As our technology has improved over the years, the amount of recording needed has significantly decreased, and depends on the inventory you choose to record. Our latest “Gen3” inventory consists of about 300 sentences that are designed to elicit more expressive speech that we can model with our new generative AI technology. We could easily create very realistic personal voices with fewer than half that number of recordings, but with the 300 sentences we are able to capture more of each individual’s expressive speech qualities. If you started with the “standard” inventory, you are welcome to switch to the Gen3 inventory at any time. A voice built from 300 of the standard sentences would lack the expressiveness of voices built from our Gen3 inventory.
Our older “standard” inventory has 3155 sentences, and while it is best to record all of them, that sometimes turns out to be too difficult. We will try to build a voice from as many recordings as you are able to complete. Our sentence material is ordered so that the most important material is recorded earliest. In studies we’ve run with these sentences, we have found the following to be a rough guideline to the tradeoff between the number of sentences recorded and the intelligibility of the resulting TTS voice.
- 200 sentences: Using only the first 200 sentences, it is possible to get a voice that will work some of the time, but it will not generally be usable for communication, particularly with strangers.

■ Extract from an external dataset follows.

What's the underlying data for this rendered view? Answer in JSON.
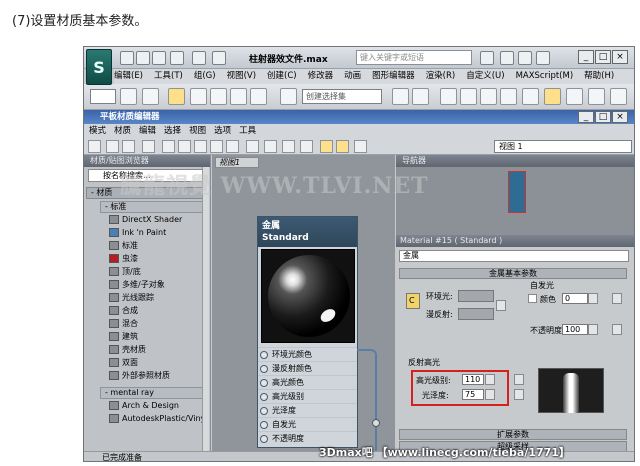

- 400 sentences: Voices made with the first 400 sentences can be usable, but there will still be many words that are mangled and hard/impossible to understand. The prosody (speech timing and intonation) will be quite robotic. This is the smallest number of sentences we recommend attempting to use as a real TTS voice.

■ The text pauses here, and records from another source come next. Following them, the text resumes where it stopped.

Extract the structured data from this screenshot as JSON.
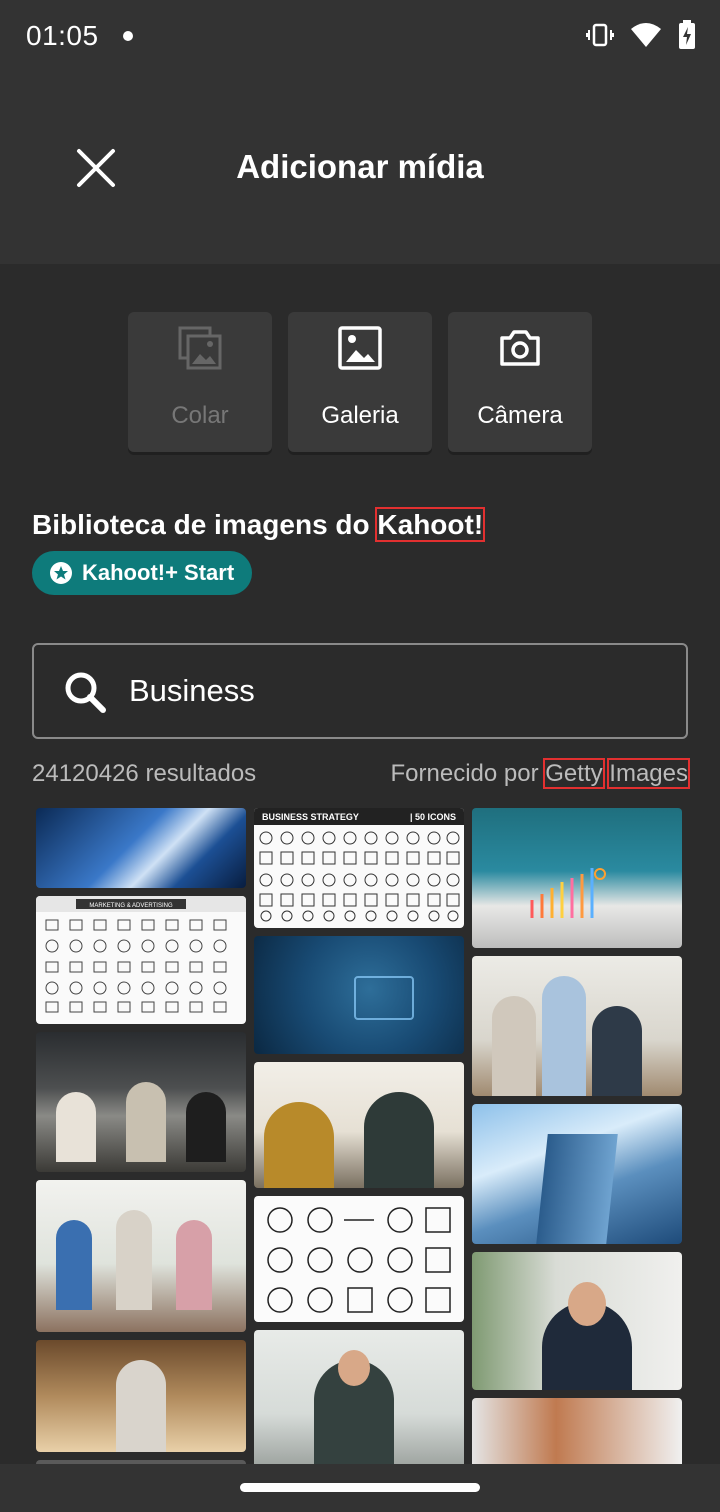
{
  "status_bar": {
    "time": "01:05"
  },
  "header": {
    "title": "Adicionar mídia"
  },
  "sources": [
    {
      "label": "Colar",
      "icon": "paste-image-icon",
      "enabled": false
    },
    {
      "label": "Galeria",
      "icon": "gallery-image-icon",
      "enabled": true
    },
    {
      "label": "Câmera",
      "icon": "camera-icon",
      "enabled": true
    }
  ],
  "library": {
    "title_prefix": "Biblioteca de imagens do ",
    "title_brand": "Kahoot!",
    "badge": "Kahoot!+ Start"
  },
  "search": {
    "value": "Business",
    "placeholder": ""
  },
  "results": {
    "count_text": "24120426 resultados",
    "provided_by": "Fornecido por ",
    "provider_word1": "Getty",
    "provider_word2": "Images"
  },
  "images": {
    "col1": [
      {
        "alt": "business handshake blue"
      },
      {
        "alt": "marketing and advertising icons",
        "text": "MARKETING & ADVERTISING"
      },
      {
        "alt": "office meeting"
      },
      {
        "alt": "team collaborating"
      },
      {
        "alt": "smiling businesswoman"
      },
      {
        "alt": "office team"
      }
    ],
    "col2": [
      {
        "alt": "business strategy icons",
        "text": "BUSINESS STRATEGY",
        "text2": "| 50 ICONS"
      },
      {
        "alt": "businessman checklist"
      },
      {
        "alt": "high five colleagues"
      },
      {
        "alt": "business line icons"
      },
      {
        "alt": "smiling businessman in office"
      }
    ],
    "col3": [
      {
        "alt": "laptop growth chart"
      },
      {
        "alt": "team at laptop"
      },
      {
        "alt": "glass skyscraper"
      },
      {
        "alt": "businessman with tablet"
      },
      {
        "alt": "handshake"
      }
    ]
  },
  "colors": {
    "accent": "#0e7b7b",
    "background": "#2b2b2b",
    "panel": "#333333",
    "button": "#3a3a3a"
  }
}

- 800 sentences: With 800 sentences recorded, the synthetic voice will be approaching its maximum intelligibility. That is, recording more sentences will probably only slightly improve the intelligibility of the voice. However, speech prosody will still be awkward and frequently sound incorrect. For example, questions are more likely to sound like statements, or statements to sound like questions because the intonation is not appropriate.
- 1600 sentences: As you go from 800 to 1600 sentences, the majority of the changes in voice quality will be changes in the naturalness of the speech. Sentences will more frequently sound like they have the correct rhythm and intonation. Effects like the way we indicate phrase and sentence boundaries will more often be correct.
- 3155 sentences: After the first 1600 sentences, nearly all of the changes in voice quality will be changes in the naturalness of the speech. Sentences will more frequently sound like they have the correct rhythm and intonation. Effects like the way we indicate phrase and sentence boundaries will more often be correct.
Note that studies we’ve conducted to determine these guidelines were run with voices created from speech recorded under studio conditions by American English speaking voice talent. For speakers of other English dialects, speech recorded under less than ideal audio conditions, and speech recorded by talkers who are dysarthric or less able to produce exactly the correct sentences with consistent speaking rate and style, these breakpoints are likely to be optimistic. Your experience may differ considerably.